With virtual volunteer options, you can motivate your employees to volunteer no matter where they are. This expanded perspective of volunteering means your teams no longer have to be physically together to make an impact. This way, your corporation can continue to support nonprofit organizations and balance their needs against your resources, while expanding service opportunities to remote employees.
In the world of constantly evolving technology, online and remote service should be an integral part of your organization’s overall corporate social responsibility (CSR) strategy. Regardless of your team’s skill sets and experience, many causes could use more than just in-person help.
Here are some top strategies your company can use to implement virtual volunteering opportunities into its existing volunteer program.

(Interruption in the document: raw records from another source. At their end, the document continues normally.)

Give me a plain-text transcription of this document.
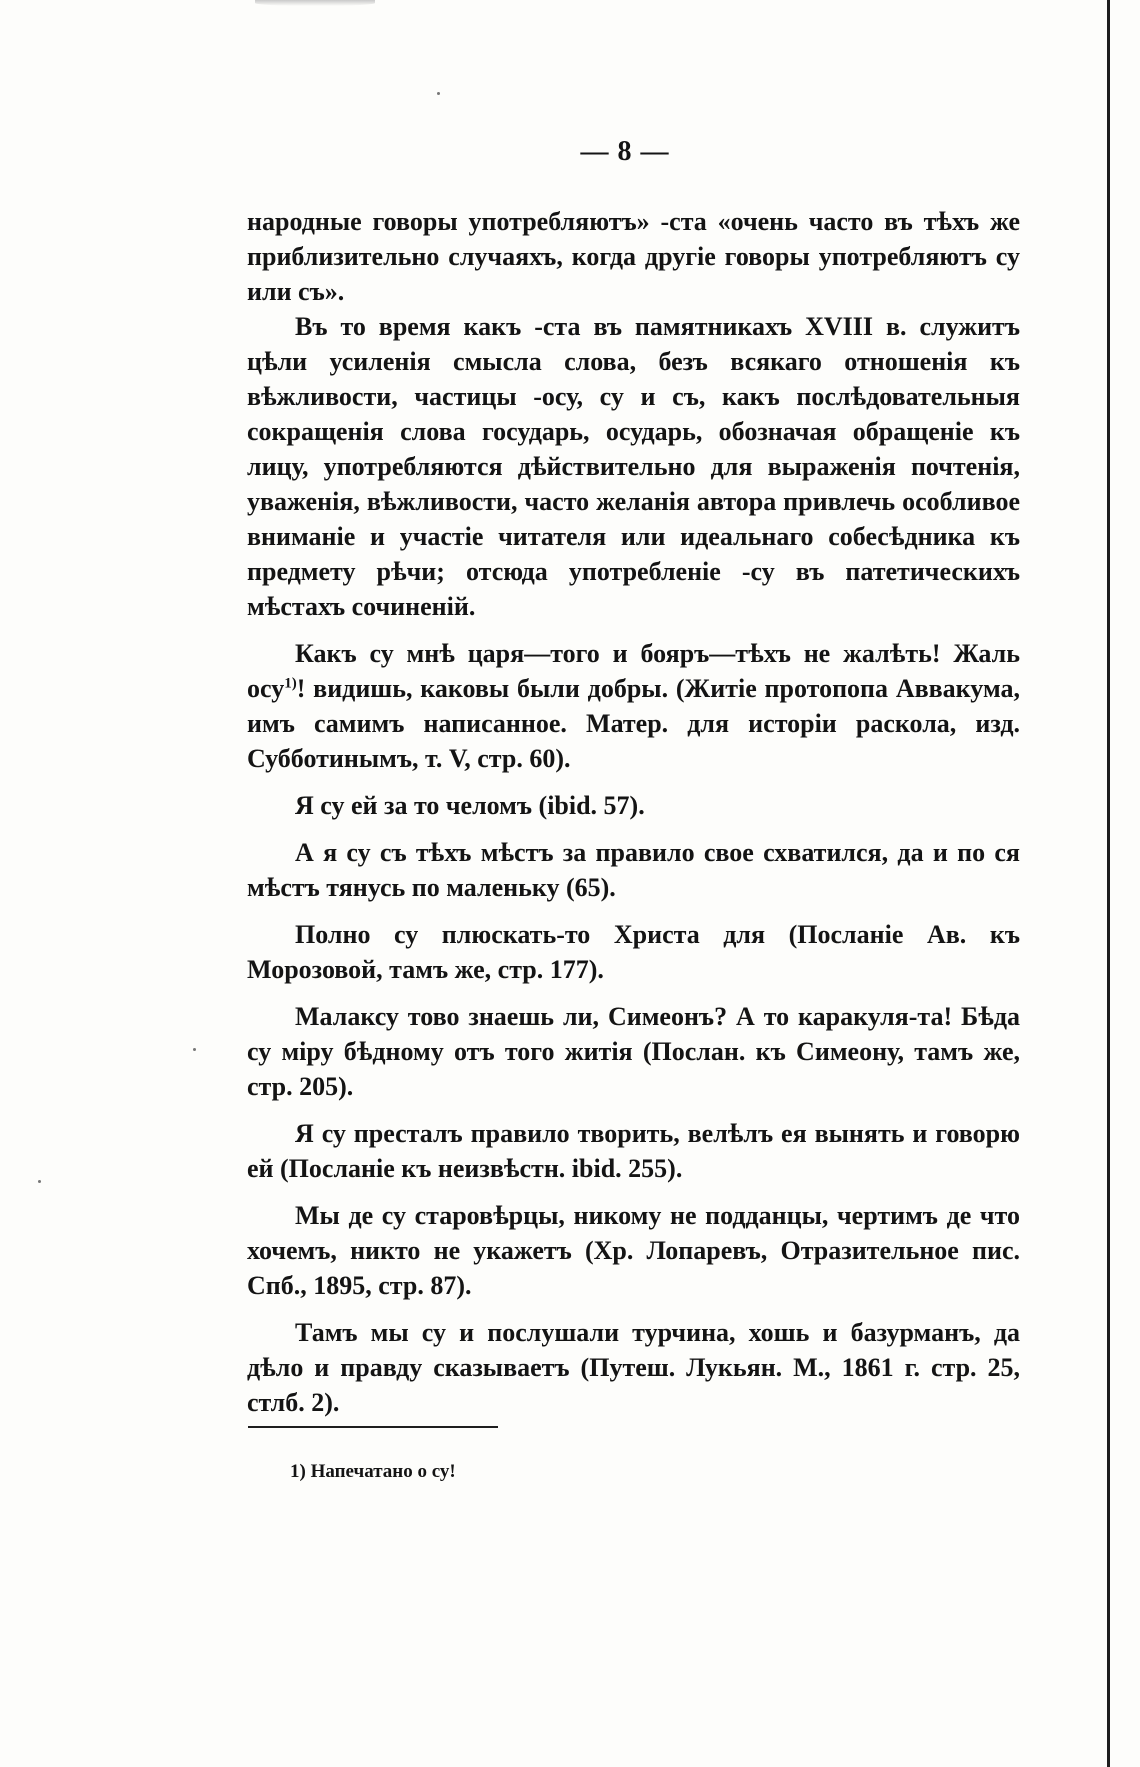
— 8 —

народные говоры употребляютъ» -ста «очень часто въ тѣхъ же приблизительно случаяхъ, когда другіе говоры употребляютъ су или съ».

Въ то время какъ -ста въ памятникахъ XVIII в. служитъ цѣли усиленія смысла слова, безъ всякаго отношенія къ вѣжливости, частицы -осу, су и съ, какъ послѣдовательныя сокращенія слова государь, осударь, обозначая обращеніе къ лицу, употребляются дѣйствительно для выраженія почтенія, уваженія, вѣжливости, часто желанія автора привлечь особливое вниманіе и участіе читателя или идеальнаго собесѣдника къ предмету рѣчи; отсюда употребленіе -су въ патетическихъ мѣстахъ сочиненій.

Какъ су мнѣ царя—того и бояръ—тѣхъ не жалѣть! Жаль осу$^{1)}$! видишь, каковы были добры. (Житіе протопопа Аввакума, имъ самимъ написанное. Матер. для исторіи раскола, изд. Субботинымъ, т. V, стр. 60).

Я су ей за то челомъ (ibid. 57).

А я су съ тѣхъ мѣстъ за правило свое схватился, да и по ся мѣстъ тянусь по маленьку (65).

Полно су плюскать-то Христа для (Посланіе Ав. къ Морозовой, тамъ же, стр. 177).

Малаксу тово знаешь ли, Симеонъ? А то каракуля-та! Бѣда су міру бѣдному отъ того житія (Послан. къ Симеону, тамъ же, стр. 205).

Я су престалъ правило творить, велѣлъ ея вынять и говорю ей (Посланіе къ неизвѣстн. ibid. 255).

Мы де су старовѣрцы, никому не подданцы, чертимъ де что хочемъ, никто не укажетъ (Хр. Лопаревъ, Отразительное пис. Спб., 1895, стр. 87).

Тамъ мы су и послушали турчина, хошь и базурманъ, да дѣло и правду сказываетъ (Путеш. Лукьян. М., 1861 г. стр. 25, стлб. 2).

1) Напечатано о су!
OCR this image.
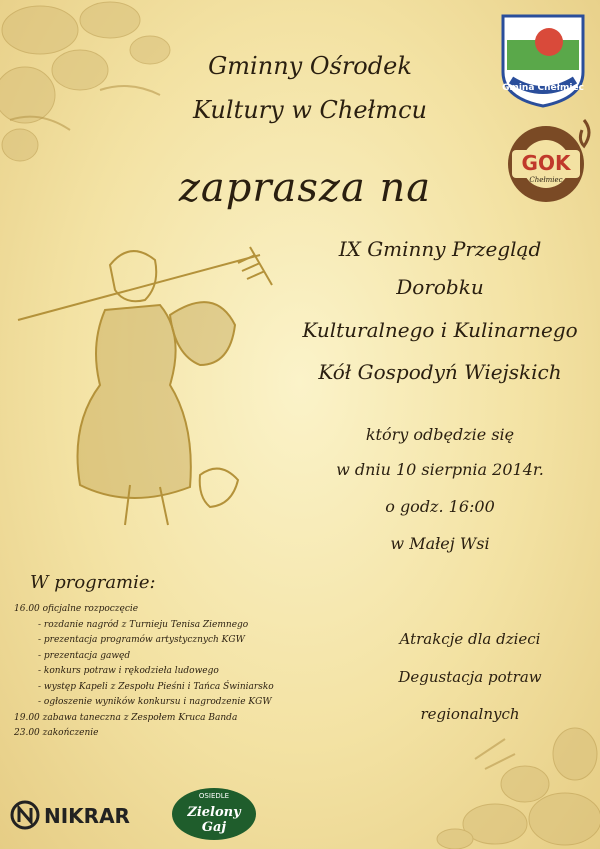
Gminny Ośrodek
Kultury w Chełmcu
zaprasza na
IX Gminny Przegląd
Dorobku
Kulturalnego i Kulinarnego
Kół Gospodyń Wiejskich
który odbędzie się
w dniu 10 sierpnia 2014r.
o godz. 16:00
w Małej Wsi
Gmina Chełmiec
GOK
Chełmiec
NIKRAR
OSIEDLE
Zielony
Gaj
W programie:
16.00 oficjalne rozpoczęcie
- rozdanie nagród z Turnieju Tenisa Ziemnego
- prezentacja programów artystycznych KGW
- prezentacja gawęd
- konkurs potraw i rękodzieła ludowego
- występ Kapeli z Zespołu Pieśni i Tańca Świniarsko
- ogłoszenie wyników konkursu i nagrodzenie KGW
19.00 zabawa taneczna z Zespołem Kruca Banda
23.00 zakończenie
Atrakcje dla dzieci
Degustacja potraw
regionalnych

Strategies for adapting programs and engaging employees
Implementing a virtual volunteer program is similar to the programs you’ve already established at your organization. These programs can have an incredible impact on both your local community and communities across the country. The following strategies will help you reshape volunteerism to adapt programs and provide purposeful engagement opportunities for employees.
Virtual volunteering: Engage employees with web-based opportunities
Explore the considerations for launching and growing your virtual strategy. Bonterra Corporate Social Responsibility (formerly CyberGrants) offers the ability to create and search for virtual events. By exploring virtual opportunities, you’ll find countless skill and interest-based volunteer options to promote to employees. You can also discover organizations that can partner with your company to design specific programs.
Here are a few suggestions:
- Partner with an organization that specializes in virtual volunteering, including:
- Fulfilling skills-based opportunities at organizations like Taproot and Common Impact.
- Tutoring children with Vello.
- Searching for specific virtual events with organizations that support nonprofit volunteerism, such as VolunteerMatch, AmeriCorps, or Points of Light Engage.
- Host your own virtual event or find organizations that you can recommend for your employees. Here are a few examples we’ve seen:
- Fluent in more than one language? Consider working with Translators Without Borders.
- Lend a caring ear through 7 Cups Online Therapy.
- Like to read and are good with grammar? Volunteer with Distributed Proofreaders.
- Transcribe for the Smithsonian!
- Virtually fight cancer in a 3D world for the American Cancer Society.
These are just a few examples of organizations that provide virtual volunteer opportunities. Keeping your company’s and employees’ values in mind, be on the lookout for similar opportunities from organizations and causes you already support to ensure high employee participation.
Connect with nonprofit partners to better understand their needs
Next, engage your nonprofit partners. Develop a real-time understanding of their current needs in terms of time, money, and product, if applicable. Communicate that your company is there to support and encourage them to achieve their purpose.
Nonprofits are adapting rapidly to increased demand for virtual volunteer opportunities. By taking physical events virtual, offering more virtual volunteerism opportunities, and handling increased donations and matching flow, nonprofits are working hard to channel this support into the causes they support.
Other recommendations for success
In addition to seeking out virtual opportunities and strengthening partnerships with nonprofit organizations, there are some policies your company can establish internally to make virtual volunteering more successful. Here are a few tips to consider for making your program run more smoothly:
- Set clear expectations and ensure eligibility toward corporate volunteer programs, especially because this may be a new approach.
- Communicate how hours will be recorded.
- Set standards for communication among the volunteer teams and team leaders, which may need to be done on a new or existing technology platform.
- Get employees to talk about their experiences to make the volunteer opportunity productive and meaningful.
Remember to acknowledge your employees’ contributions to your volunteering program. Send out thank-you messages after employees complete a volunteering opportunity, and publicly recognize top participants in company meetings. You can even offer them rewards like a coffee gift card to incentivize other employees to participate.
Keeping your employees connected: The benefits of virtual volunteering
It is important to keep everyone connected and driven toward a common cause, even when your employees can’t physically be together. Your employees want to help nonprofits succeed, and they need your company’s support to find ways they can make a difference. We all know the statistical benefits of employee engagement for recruitment and retention, but there are also studies that cover the health and wellness benefits of volunteering as well. Your employees will likely embrace opportunities to feel empowered and serve a meaningful purpose.
In the average year, Bonterra Corporate Social Responsibility customers donate over 50 million hours of volunteer time, and we could not be more honored to help facilitate all the incredible things they do. By expanding your CSR program to accommodate virtual volunteer opportunities, you can get more of your remote employees involved and increase your company’s impact.